Ignoring the old dictum of "If it ain't broke, don't fix it," the Mars company tinkered with Milky Way within three years of its extremely successful debut — and then kept tinkering with it. In 1926, according to OldTimeCandy.com, the chocolate-covered bar of caramel and chocolate-flavored, malt-suggesting nougat gained a partner in the form of a dark chocolate-coated vanilla nougat (and caramel laced) Milky Way variant. By 1932, Mars had abandoned the idea of two separate Milky Way lines and sold the two flavors in a two-part bar: one half chocolate-chocolate nougat, the other dark chocolate-vanilla nougat. Just four years after that, Mars went back to selling each type of Milky Way on its own; the original style was marketed under the flagship Milky Way name while the dark chocolate form was rebranded Forever Yours.

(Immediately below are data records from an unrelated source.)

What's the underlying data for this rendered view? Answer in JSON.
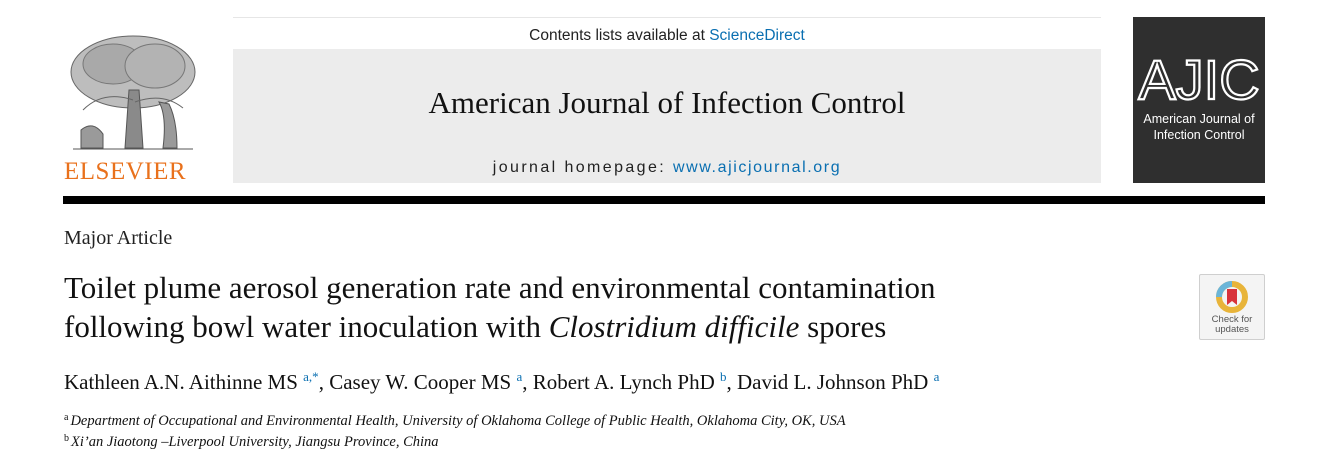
{
  "publisher": {
    "name": "ELSEVIER"
  },
  "banner": {
    "contents_prefix": "Contents lists available at",
    "contents_link": "ScienceDirect",
    "journal_title": "American Journal of Infection Control",
    "homepage_prefix": "journal homepage:",
    "homepage_link": "www.ajicjournal.org"
  },
  "cover": {
    "abbrev": "AJIC",
    "line1": "American Journal of",
    "line2": "Infection Control"
  },
  "article": {
    "type": "Major Article",
    "title_line1": "Toilet plume aerosol generation rate and environmental contamination",
    "title_line2_pre": "following bowl water inoculation with",
    "title_line2_italic": "Clostridium difficile",
    "title_line2_post": "spores"
  },
  "check_updates": {
    "line1": "Check for",
    "line2": "updates"
  },
  "authors": [
    {
      "name": "Kathleen A.N. Aithinne MS",
      "sup": "a,*",
      "sep": ", "
    },
    {
      "name": "Casey W. Cooper MS",
      "sup": "a",
      "sep": ", "
    },
    {
      "name": "Robert A. Lynch PhD",
      "sup": "b",
      "sep": ", "
    },
    {
      "name": "David L. Johnson PhD",
      "sup": "a",
      "sep": ""
    }
  ],
  "affiliations": [
    {
      "mark": "a",
      "text": "Department of Occupational and Environmental Health, University of Oklahoma College of Public Health, Oklahoma City, OK, USA"
    },
    {
      "mark": "b",
      "text": "Xi’an Jiaotong –Liverpool University, Jiangsu Province, China"
    }
  ],
  "colors": {
    "link": "#0a6fb1",
    "elsevier": "#e9711c",
    "cover_bg": "#2f2f2f",
    "banner_bg": "#ececec"
  }
}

This Milky Way in everything but name stuck around stores, selling in modest enough quantities for a lifespan of more than 40 years. Mars, however, discontinued Forever Yours in 1979. But there were more fans of dark chocolate, nougat, and caramel than Mars figured. Catering to persistent demand, the company reintroduced the dark chocolate Milky Way in 1989 under the name Milky Way Dark. It's still sold today, but under yet another new name: Milky Way Midnight.

Milky Way looks different around the world

Milky Way is one of the best-known and longest available candy bars in the United States, alongside 3 Musketeers, Mars Bar, and Snickers, all of which fall under the Mars, Inc. banner. But outside of the U.S., these offerings may be available under different names or the same name but in different formulations. Milky Way in the U.S. consists of nougat and caramel covered in chocolate. According to Candyblog, that exact conglomeration is marketed in Europe and other locales as the Mars Bar. (Per Beth Kimmerle's "Candy: The Sweet History," Mars founder Frank Mars clashed with his son and partner, Forrest Mars, and sent him to Europe to expand the business. He introduced the Milky Way but made it sweeter to cater to local tastes.)

For decades, there was a Mars Bar sold in the United States, but that candy was essentially a Milky Way with almonds. (Another Mars favorite, Snickers, is a lot like Milky Way in that it contains chocolate, nougat, and caramel, but also peanuts; in the early 2000s, Mars got rid of the Mars Bar in America and replaced it with the nearly identical Snickers Almond.)

In the U.K., Milky Way is made up of chocolate covering a whipped nougat inside. There's no caramel present, which means a British Milky Way is much more like an American 3 Musketeers than it is an American Milky Way.